Artikel 4. Voorwaarden tegemoetkoming in de kosten van aanschaf computer
In deze artikelen staan de voorwaarden waaraan de aanvrager moet voldoen om in aanmerking te komen voor de vergoedingen. In de kadernota van 25 juni 2009 stelde de gemeenteraad de inkomensgrens vast op 110% van de toepasselijke bijstandsnorm. Deze norm blijk nu een landelijke norm die is opgelegd door het Rijk. Bij niet-uitkeringsgerechtigden wordt het inkomen vergeleken met de Wwb-norm welke van toepassing is op de rechthebbende, vermeerderd met een eventuele toeslag en verlaagd met een eventuele verlaging. De vermogensgrenzen uit het gemeentelijk beleid worden toegepast, zoals zijn vastgelegd in het ‘Schulinck Handboek Wwb’.
De frequentie en wijze van aanvragen zijn ook opgenomen in deze artikelen.
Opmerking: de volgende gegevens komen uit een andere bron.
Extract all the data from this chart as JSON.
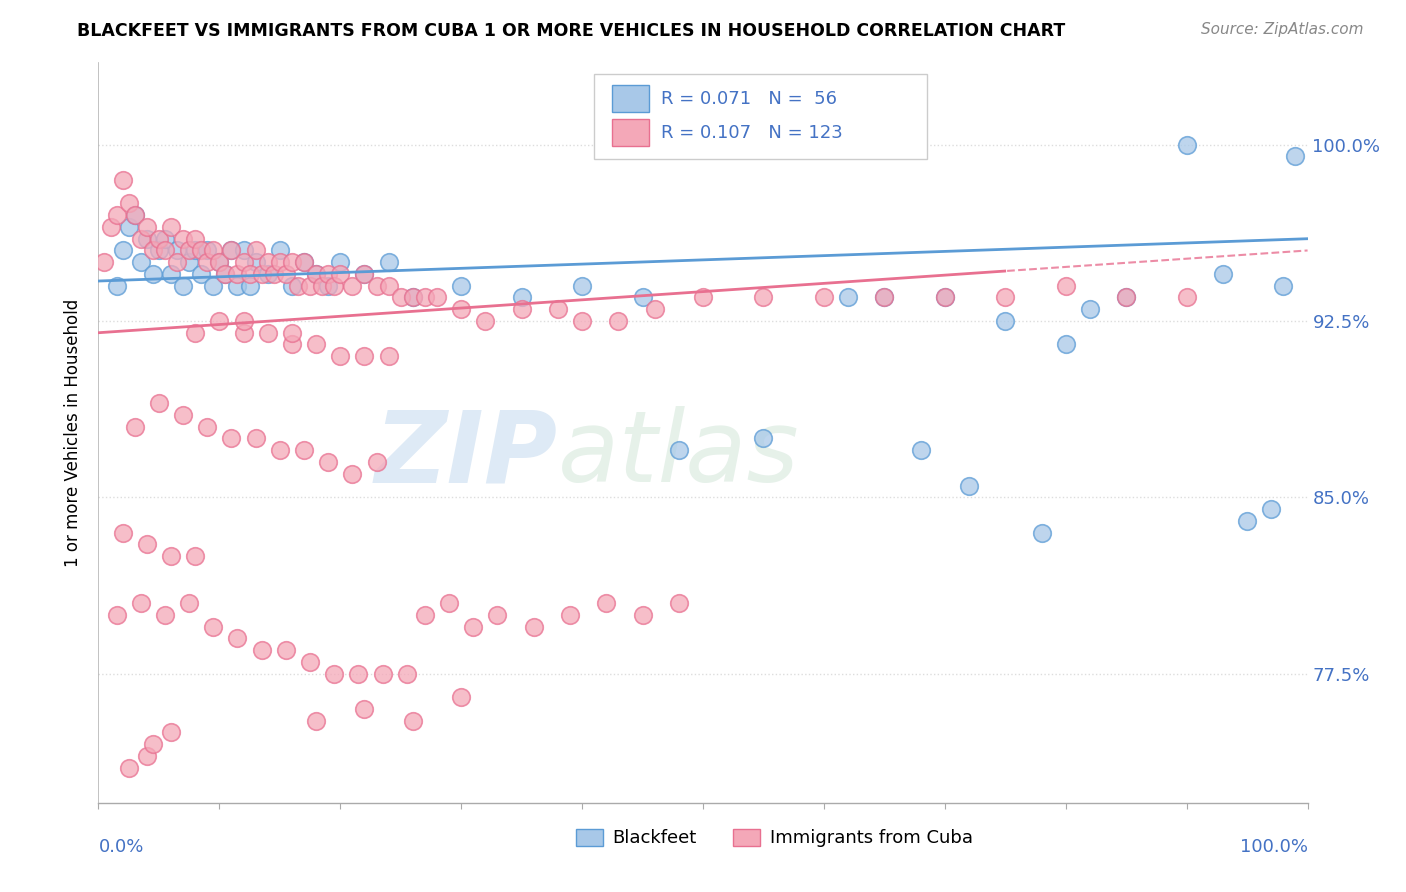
{
  "title": "BLACKFEET VS IMMIGRANTS FROM CUBA 1 OR MORE VEHICLES IN HOUSEHOLD CORRELATION CHART",
  "source": "Source: ZipAtlas.com",
  "ylabel_labels": [
    "77.5%",
    "85.0%",
    "92.5%",
    "100.0%"
  ],
  "ylabel_values": [
    77.5,
    85.0,
    92.5,
    100.0
  ],
  "xmin": 0.0,
  "xmax": 100.0,
  "ymin": 72.0,
  "ymax": 103.5,
  "watermark_zip": "ZIP",
  "watermark_atlas": "atlas",
  "blue_color": "#A8C8E8",
  "blue_edge_color": "#5B9BD5",
  "pink_color": "#F4A8B8",
  "pink_edge_color": "#E87090",
  "blue_line_color": "#5B9BD5",
  "pink_line_color": "#E87090",
  "legend_text_color": "#4472C4",
  "axis_label_color": "#4472C4",
  "grid_color": "#DDDDDD",
  "blue_x": [
    1.5,
    2.0,
    2.5,
    3.0,
    3.5,
    4.0,
    4.5,
    5.0,
    5.5,
    6.0,
    6.5,
    7.0,
    7.5,
    8.0,
    8.5,
    9.0,
    9.5,
    10.0,
    10.5,
    11.0,
    11.5,
    12.0,
    12.5,
    13.0,
    14.0,
    15.0,
    16.0,
    17.0,
    18.0,
    19.0,
    20.0,
    22.0,
    24.0,
    26.0,
    30.0,
    35.0,
    40.0,
    45.0,
    48.0,
    55.0,
    62.0,
    70.0,
    75.0,
    80.0,
    82.0,
    85.0,
    90.0,
    93.0,
    95.0,
    97.0,
    98.0,
    99.0,
    65.0,
    68.0,
    72.0,
    78.0
  ],
  "blue_y": [
    94.0,
    95.5,
    96.5,
    97.0,
    95.0,
    96.0,
    94.5,
    95.5,
    96.0,
    94.5,
    95.5,
    94.0,
    95.0,
    95.5,
    94.5,
    95.5,
    94.0,
    95.0,
    94.5,
    95.5,
    94.0,
    95.5,
    94.0,
    95.0,
    94.5,
    95.5,
    94.0,
    95.0,
    94.5,
    94.0,
    95.0,
    94.5,
    95.0,
    93.5,
    94.0,
    93.5,
    94.0,
    93.5,
    87.0,
    87.5,
    93.5,
    93.5,
    92.5,
    91.5,
    93.0,
    93.5,
    100.0,
    94.5,
    84.0,
    84.5,
    94.0,
    99.5,
    93.5,
    87.0,
    85.5,
    83.5
  ],
  "pink_x": [
    0.5,
    1.0,
    1.5,
    2.0,
    2.5,
    3.0,
    3.5,
    4.0,
    4.5,
    5.0,
    5.5,
    6.0,
    6.5,
    7.0,
    7.5,
    8.0,
    8.5,
    9.0,
    9.5,
    10.0,
    10.5,
    11.0,
    11.5,
    12.0,
    12.5,
    13.0,
    13.5,
    14.0,
    14.5,
    15.0,
    15.5,
    16.0,
    16.5,
    17.0,
    17.5,
    18.0,
    18.5,
    19.0,
    19.5,
    20.0,
    21.0,
    22.0,
    23.0,
    24.0,
    25.0,
    26.0,
    27.0,
    28.0,
    30.0,
    32.0,
    35.0,
    38.0,
    40.0,
    43.0,
    46.0,
    50.0,
    55.0,
    60.0,
    65.0,
    70.0,
    75.0,
    80.0,
    85.0,
    90.0,
    10.0,
    12.0,
    14.0,
    16.0,
    18.0,
    20.0,
    22.0,
    24.0,
    3.0,
    5.0,
    7.0,
    9.0,
    11.0,
    13.0,
    15.0,
    17.0,
    19.0,
    21.0,
    23.0,
    2.0,
    4.0,
    6.0,
    8.0,
    1.5,
    3.5,
    5.5,
    7.5,
    9.5,
    11.5,
    13.5,
    15.5,
    17.5,
    19.5,
    21.5,
    23.5,
    25.5,
    27.0,
    29.0,
    31.0,
    33.0,
    36.0,
    39.0,
    42.0,
    45.0,
    48.0,
    18.0,
    22.0,
    26.0,
    30.0,
    8.0,
    12.0,
    16.0,
    4.0,
    6.0,
    2.5,
    4.5
  ],
  "pink_y": [
    95.0,
    96.5,
    97.0,
    98.5,
    97.5,
    97.0,
    96.0,
    96.5,
    95.5,
    96.0,
    95.5,
    96.5,
    95.0,
    96.0,
    95.5,
    96.0,
    95.5,
    95.0,
    95.5,
    95.0,
    94.5,
    95.5,
    94.5,
    95.0,
    94.5,
    95.5,
    94.5,
    95.0,
    94.5,
    95.0,
    94.5,
    95.0,
    94.0,
    95.0,
    94.0,
    94.5,
    94.0,
    94.5,
    94.0,
    94.5,
    94.0,
    94.5,
    94.0,
    94.0,
    93.5,
    93.5,
    93.5,
    93.5,
    93.0,
    92.5,
    93.0,
    93.0,
    92.5,
    92.5,
    93.0,
    93.5,
    93.5,
    93.5,
    93.5,
    93.5,
    93.5,
    94.0,
    93.5,
    93.5,
    92.5,
    92.0,
    92.0,
    91.5,
    91.5,
    91.0,
    91.0,
    91.0,
    88.0,
    89.0,
    88.5,
    88.0,
    87.5,
    87.5,
    87.0,
    87.0,
    86.5,
    86.0,
    86.5,
    83.5,
    83.0,
    82.5,
    82.5,
    80.0,
    80.5,
    80.0,
    80.5,
    79.5,
    79.0,
    78.5,
    78.5,
    78.0,
    77.5,
    77.5,
    77.5,
    77.5,
    80.0,
    80.5,
    79.5,
    80.0,
    79.5,
    80.0,
    80.5,
    80.0,
    80.5,
    75.5,
    76.0,
    75.5,
    76.5,
    92.0,
    92.5,
    92.0,
    74.0,
    75.0,
    73.5,
    74.5
  ]
}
Artikel 5. Bedragen en uitbetaling
In dit artikel is de hoogte van de vergoeding vastgelegd. Bij de vergoeding van de indirecte studiekosten hoeven geen bewijsstukken meer te worden overlegd. Aangenomen wordt dat de extra kosten er zijn; er wordt een forfaitair bedrag verstrekt. Uitbetaling van een vergoeding ten behoeve van de kosten van aanschaf van een computer geschiedt echter op basis van een bewijsstuk, bijvoorbeeld een nota. Hier moet worden aangetoond dat de verstrekte gelden ook daadwerkelijk ten behoeve van de computer zijn besteed.
Artikel 6. Overeenkomstige bepalingen
De bepalingen van de artikelen 13, 17, 53a, 54, 58, 59 en 60 van de wet zijn van toepassing. Deze bepalingen hebben betrekking op degenen die uitgesloten zijn van het recht op een bijdrage (artikel
13), de inlichtingenplicht, medewerkingsplicht en identiteitsvaststelling (artikel 17), het inleveren van bewijsstukken (artikel 53a), opschorten van rechten (artikel 54) en terugvordering (artikel 58, 59 en 60). Door in de richtlijn naar deze artikelen te verwijzen is het niet noodzakelijk de tekst van de betreffende artikelen in de richtlijn op te nemen.